Commercial Real Estate and Simon Property Group and Real Estate Investment Trust and Real Estate & Retail

Simon purchases Long Island land from rival Taubman

February 2, 2014

Simon Property Group Inc., the world’s largest mall owner, bought a land parcel on New York’s Long Island from rival shopping-center landlord Taubman Centers Inc., which failed to develop the property.

The 39-acre plot near the Long Island Expressway in Syosset had been slated for the Mall at Oyster Bay, according to a statement by Bloomfield Hills, Mich.- based Taubman. Simon also purchased the company’s 50-percent stake in Arizona Mills, a shopping center in Tempe, Arizona, built in 1997. Taubman received $230 million in Simon Property shares and $60 million in cash for the two transactions.
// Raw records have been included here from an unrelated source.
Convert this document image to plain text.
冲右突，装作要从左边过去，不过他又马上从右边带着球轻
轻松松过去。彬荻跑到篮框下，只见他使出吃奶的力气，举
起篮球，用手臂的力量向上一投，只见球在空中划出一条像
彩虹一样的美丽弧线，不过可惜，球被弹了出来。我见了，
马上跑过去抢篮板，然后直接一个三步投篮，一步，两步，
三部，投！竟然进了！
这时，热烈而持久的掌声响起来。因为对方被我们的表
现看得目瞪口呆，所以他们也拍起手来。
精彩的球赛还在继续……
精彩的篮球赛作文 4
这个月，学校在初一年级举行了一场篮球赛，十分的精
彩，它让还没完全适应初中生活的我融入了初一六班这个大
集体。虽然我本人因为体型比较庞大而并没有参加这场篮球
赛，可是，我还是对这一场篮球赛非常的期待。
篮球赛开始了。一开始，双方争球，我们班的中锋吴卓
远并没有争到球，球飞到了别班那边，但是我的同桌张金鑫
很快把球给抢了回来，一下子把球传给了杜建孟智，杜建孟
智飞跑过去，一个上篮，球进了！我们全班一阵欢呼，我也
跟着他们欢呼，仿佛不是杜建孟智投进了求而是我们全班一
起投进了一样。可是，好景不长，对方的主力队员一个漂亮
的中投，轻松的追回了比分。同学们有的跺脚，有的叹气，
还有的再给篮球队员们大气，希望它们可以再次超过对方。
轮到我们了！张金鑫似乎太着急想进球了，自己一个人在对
The Long Island property is “great real estate,” David Simon, Indianapolis-based Simon Property’s chairman and CEO said Friday on the company’s fourth-quarter earnings conference call. “We’re going to work with the residents to come up with a development plan.”

The real estate investment trust is focused on redeveloping its top regional malls, opening outlet centers and investing overseas to boost growth, and plans to spin off 44 of its smaller malls and its strip center business into a separate publicly traded company.

Simon said Friday that fourth-quarter funds from operations rose 8.1 percent from a year earlier as occupancies at its U.S. malls and outlet stores climbed.

Taubman spent about 20 years attempting to build a mall on the Oyster Bay site, Alexander Goldfarb, an analyst at Sandler O’Neill & Partners LP, wrote in a note to clients Friday.

“Despite our best efforts and continuing enthusiasm for the opportunity, it became apparent that we were not going to be able to move forward anytime soon,” Robert Taubman, chairman and CEO of Taubman Centers, said in the statement.

Simon more than a decade ago dropped an unsolicited takeover offer for Taubman after Michigan enacted a law allowing the Taubman family to block the effort. Last year, the companies opened competing outlet malls in a suburb of St. Louis.

“Even though we obviously have had issues over the years with Taubman, we’ve always had what I’d call a good professional relationship,” David Simon said on the call. “The dust has settled from several years ago.”

Simon also this month bought its joint-venture partners’ remaining interest in 10 properties including King of Prussia Mall in Pennsylvania. The company now owns 100 percent of that property.

Shares of Simon Property rose 1.2 percent Friday, to $154.84 per share, while Taubman gained 1.4 percent to $65.02.